Blog‎ > ‎

QRcode, Privacy Shield, Crypto, Python3, RTC, Zeronet, SSH, BigData, GoingDark, CyberCrime, IPv6

posted Jun 27, 2016, 10:18 PM by Sami Lehtinen   [ updated Jun 27, 2016, 10:19 PM ]
  • Had a long silly discussion about 'Encrypted QR codes'. Well QR codes are just data. It's up to you what kind of data you're storing, and how it's being obfuscated, encrypted, signed and verified, etc.
  • Checked out EU-US Privacy Shield at general level.
  • Excellent article Breaking homegrown crypto - Yes, that's why you shouldn't build your own, even if it sounds like really good idea at times. Eh. - Yet once again, as long as the encrypted payload is short enough compared to the random key, so it remains nearly OTP, it doesn't matter. But that illusion breaks very quickly when key entropy or length is being reduced.
  • Still got blog backlog for almost two years. Maybe I'll need to make a mega dump post during summer or some vacation when I got time for that. (I'm actually doing that right now)
  • Cinia finally announced that 144 Tbit/s fiber is now commercially available between Helsinki and Frankfurt.
  • Even Microsoft says Python 3 rocks.
  • Linux prefers UTC RTC and Windows prefers Local Time. Yet I prefer always UTC, because it's so easy to miserably fail doing stuff when you don't realize some logs use different time zone or something like that. UTC only please and Unix timestamps (Unix time, POSIX time, Epoch time).
  • Quickly checked out zeronet.io. It's an interesting concept, but no time to dig deeper. Shortly: Anonymous, Offline, Peer-to-Peer, Simple. Own domains, No hosting, No passwords, Dynamic Content. Sounds like a paranoid hacker nerd dream. Quite Sweet? Of course utilizing popular: Bitcoin cryptography and BitTorrent network.
  • Nice article SSH Best practices. Yep, nothing new there. But very good read if you don't feel like knowing it all already.
  • Dark Side of Big Data. - An excellent article. These are good questions. Is big data liability or asset? What if data leaks and/or is being abused, etc.
  • Excellent related reading: Going dark: online privacy and anonymity for normal people.
  • Looking for a data center place in Finland? Here's a site and maps for you.
  • Online Cyber Crime Preventation and awareness by Europol. Nothing new there either, but if you're not familiar with the topic, just go and check it out.
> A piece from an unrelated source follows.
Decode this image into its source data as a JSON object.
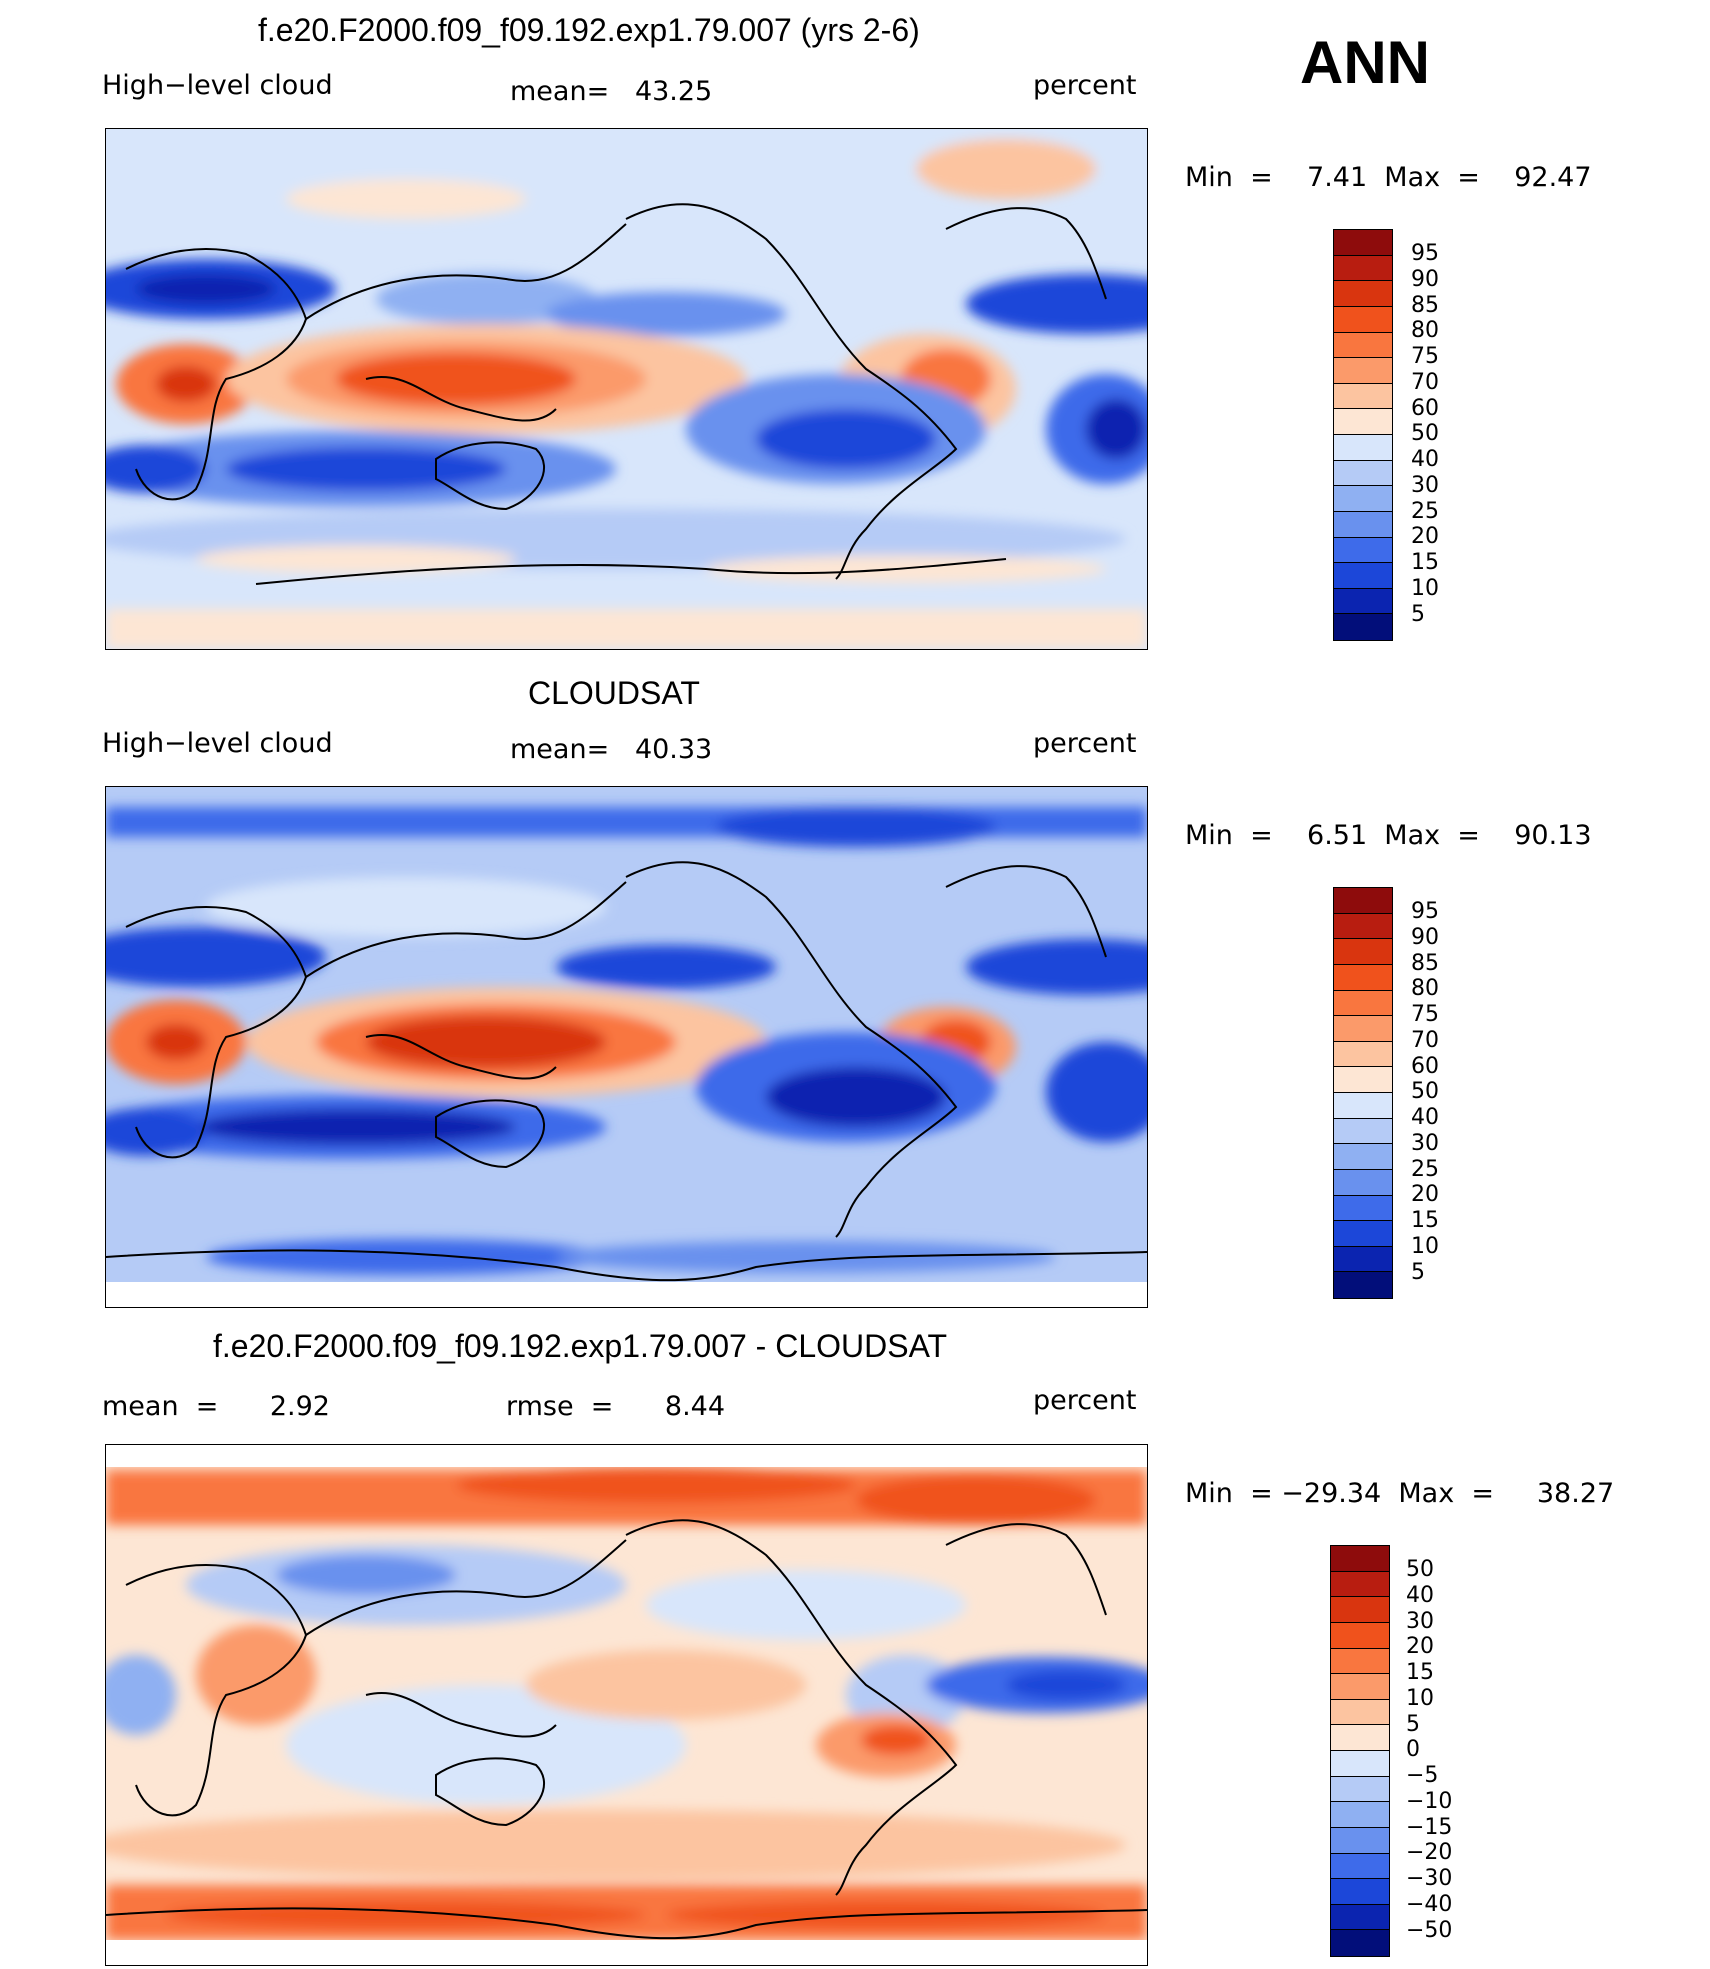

Maybe you'll learn something useful.
  • Reported Bottle.py web framework issue when setting cookies with redirect (303) response with uWSGI. Report here. Yet this problem doesn't arise when using Bottle.py's internal dev web server. Therefore I don't know if the root cause is on uWSGI's or Bottle.py's side. Unfortunately I weren't interested enough to debug that. I think it worked with older uWSGI & Bottle.py but when I upgraded both something went awry.
  • Helped a friend who had serious IPv6 issues. Ha, he had the same MLD issue I were running earlier into. When using neighborhood discovery everything worked, but when router updated it's MAC / IP mapping tables using MLD it failed and router started to tell that there's no route. Yet it seems that ICMP things like ping can still trigger neighborhood discovery and after that TCP / UDP starts to work again. All this can be fixed using either of two methods. First, change router to use neighborhood discovery instead of MLD and or allow MLD on all clients so those respond to requests properly.